A couple weeks ago I posted SQL-based Game of Life. It was rather ridiculous, with 3-levels of VIEWs, one of them including LEFT OUTER JOIN.
I revisited the problem for some refactoring and it turns out solution is far simpler.
Rules of game of life
Standard rules are:- cell's neighbours are all cells next to the cell
- cell is not its own neighbour
- cell becomes live if it was alive and has 2 or 3 live neighbours
- cell becomes dead if it was dead and has 3 live neighbours
But I thought, what if we tweaked them a bit so every cell is considered its own neighbour as well? Mathematically tweaking definition:
- cell's neighbours are all cells next to the cell
- cell is its own neighbour
- cell becomes alive if it was alive and has 3 or 4 live neighbours
- cell becomes dead if it was dead and has 3 live neighbours
That might or might not lead to simpler query. But those numbers are weirdly close, what if instead we did this:
- cell's neighbours are all cells next to the cell
- cell is 0.5 of its own neighbour
- cell becomes alive if it was alive and has 2.5 or 3.5 live neighbours
- cell becomes dead if it was dead and has 3 live neighbours
Wait, doesn't that simply mean...
- cell's neighbours are all cells next to the cell
- cell is 0.5 of its own neighbour
- cell becomes alive if it has between 2.5 and 3.5 live neighbours
So it turns out we don't need to check alive/dead at all, leading to really simple code to which I'll get soon. Especially if we multiply weight by 2 to avoid floats - so cell counts as 1-weight neighbour and all cells around it count as 2-weight neighbours - and then we look for any total weight between 5 and 7.
Does that work with other rules?
For a while I thought it's a hack for standard Game of Life, and it wouldn't generalize to other types, but it totally would. If for example live cells stay live at 1, 6, or 7 neighbours, and dead ones at 2, 4, or 8, then we check for total in [3,13,15,4,6,16]. Or you could weight them at 10/1 instead of 1/2, then rules would be in [11,16,17,2,4,8].
I didn't use this generalization is the code, as code is a tiny bit simpler for standard case, but it's really tiny difference.
I didn't use this generalization is the code, as code is a tiny bit simpler for standard case, but it's really tiny difference.
The code
CREATE TABLE life(
simulation string,
generation int,
x int,
y int
);
CREATE TABLE neighbour_coordinates(
dx int,
dy int,
weight int
);
INSERT INTO neighbour_coordinates VALUES
(-1,-1, 2),
(-1, 0, 2),
(-1,+1, 2),
( 0,-1, 2),
( 0, 0, 1),
( 0,+1, 2),
(+1,-1, 2),
(+1, 0, 2),
(+1,+1, 2);
CREATE VIEW alive_next_generation AS
SELECT
simulation,
generation+1 AS generation,
x+dx as x,
y+dy as y
FROM life
JOIN neighbour_coordinates
GROUP BY simulation, generation, life.x+dx, life.y+dy
HAVING SUM(weight) BETWEEN 5 and 7;
Driver being exactly as before. That's ridiculously simple compared with initial solution.
MongoDB rant
And then I thought - how about doing this in MongoDB? And oh my god, that aggregation pipeline...MongoDB JSON-document model is the sweetest thing ever in the world of databases, and it's interface is OK for simple queries, but it seriously just needs a real query language. So far every time I had to do anything nontrivial in MongoDB I did it in Ruby on application side, and I'm not unusual here.

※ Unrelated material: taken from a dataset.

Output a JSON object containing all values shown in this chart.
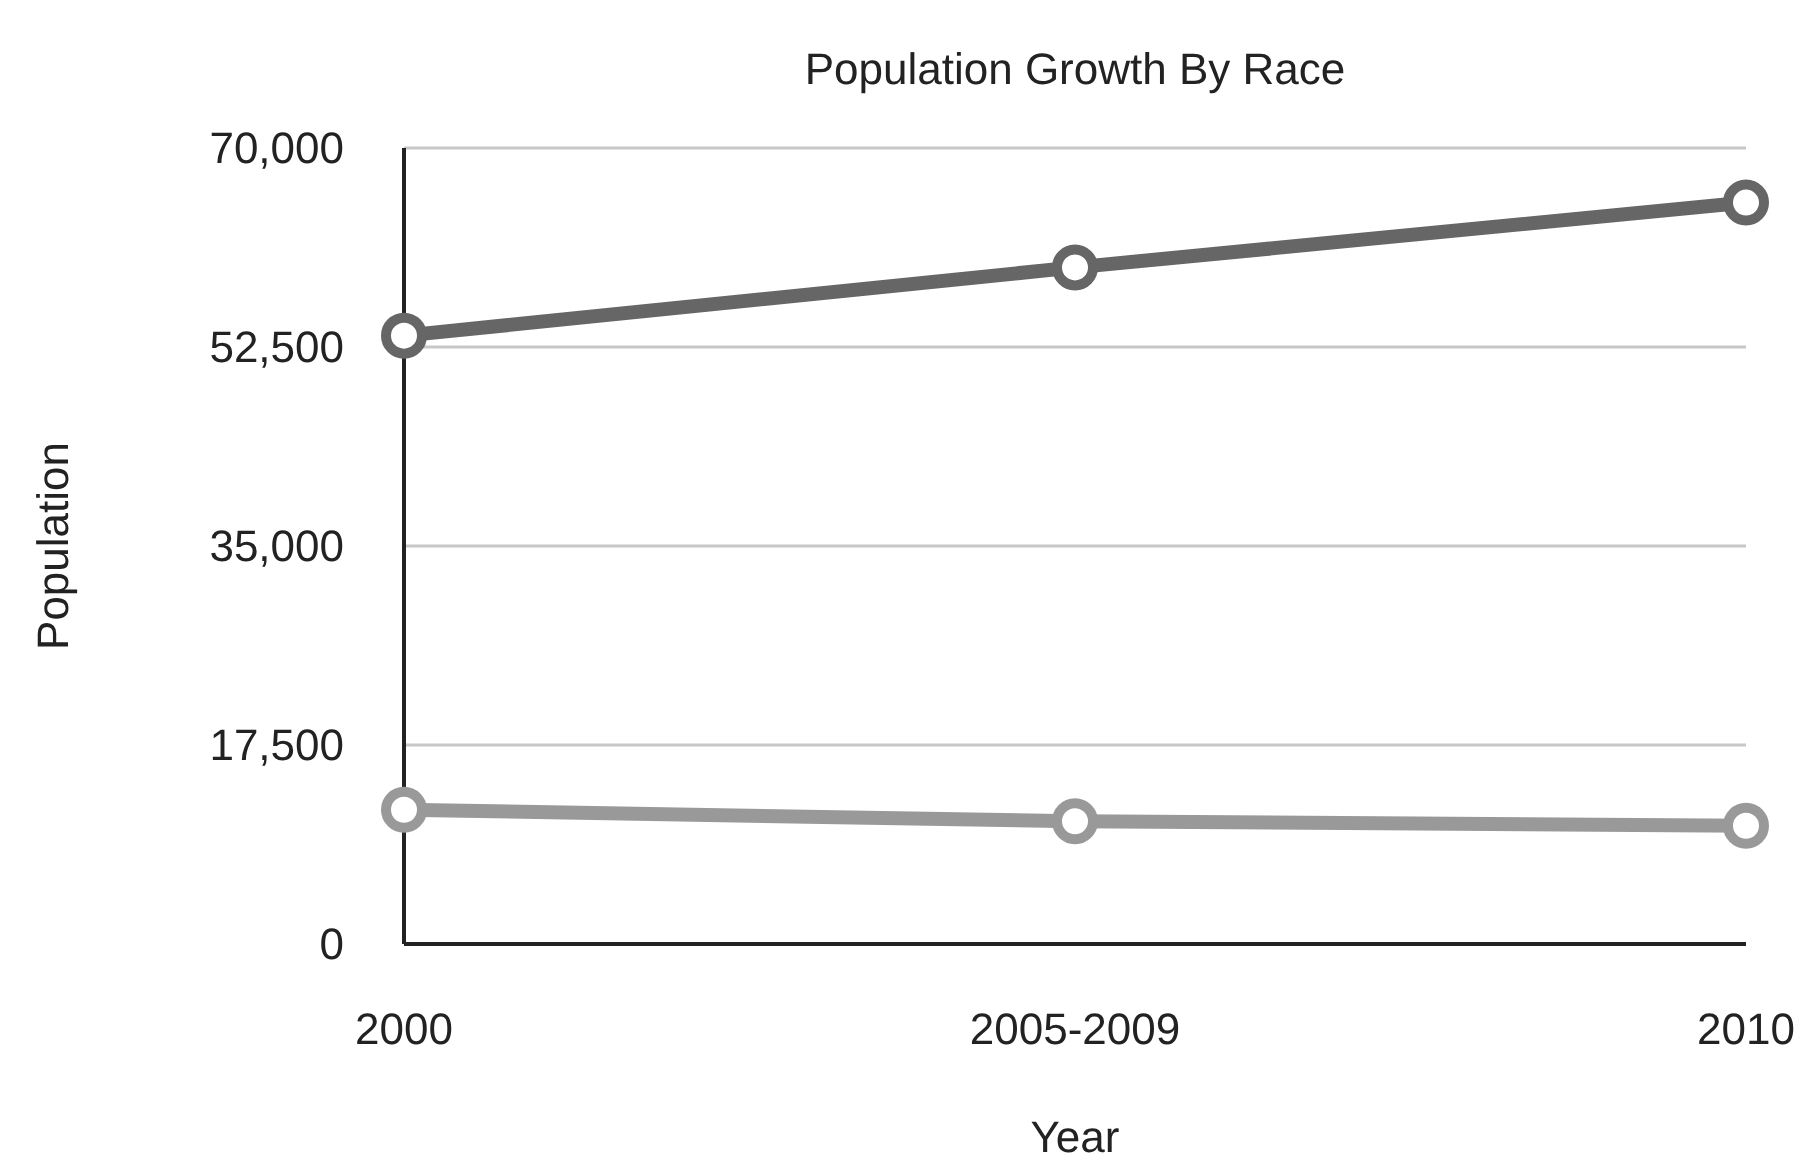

SQL world is on the other end of the scale, with literally the worst document model ever invented, but fairly adequate query language. I wouldn't call SQL "good", but compared to monstrosities required by mongo for even fairly straightforward stuff...
Did anybody ever manage to get best of both worlds with some document model based on JSON or similar, and adequate query language?
I know some RDBMSs have JSON boltons but they're half-supported bullshit, and SQL is just adequate in comparison to what Mongo requires, not by any objective standard, so I'd rather not get there.
Some NoSQLs like MongoDB for some reason feel they don't need any kind of real querying language, just some $-trees, but that doesn't get anywhere close to adequate even for rather simple uses and it just moves querying to application side hacks.
I guess solr/lucene is sort of doing both sides decently, but it's a fairly special kind of NoSQL, and for many reason difficult to use as primary database. (don't even ask what kind of hackery I've done with it over years).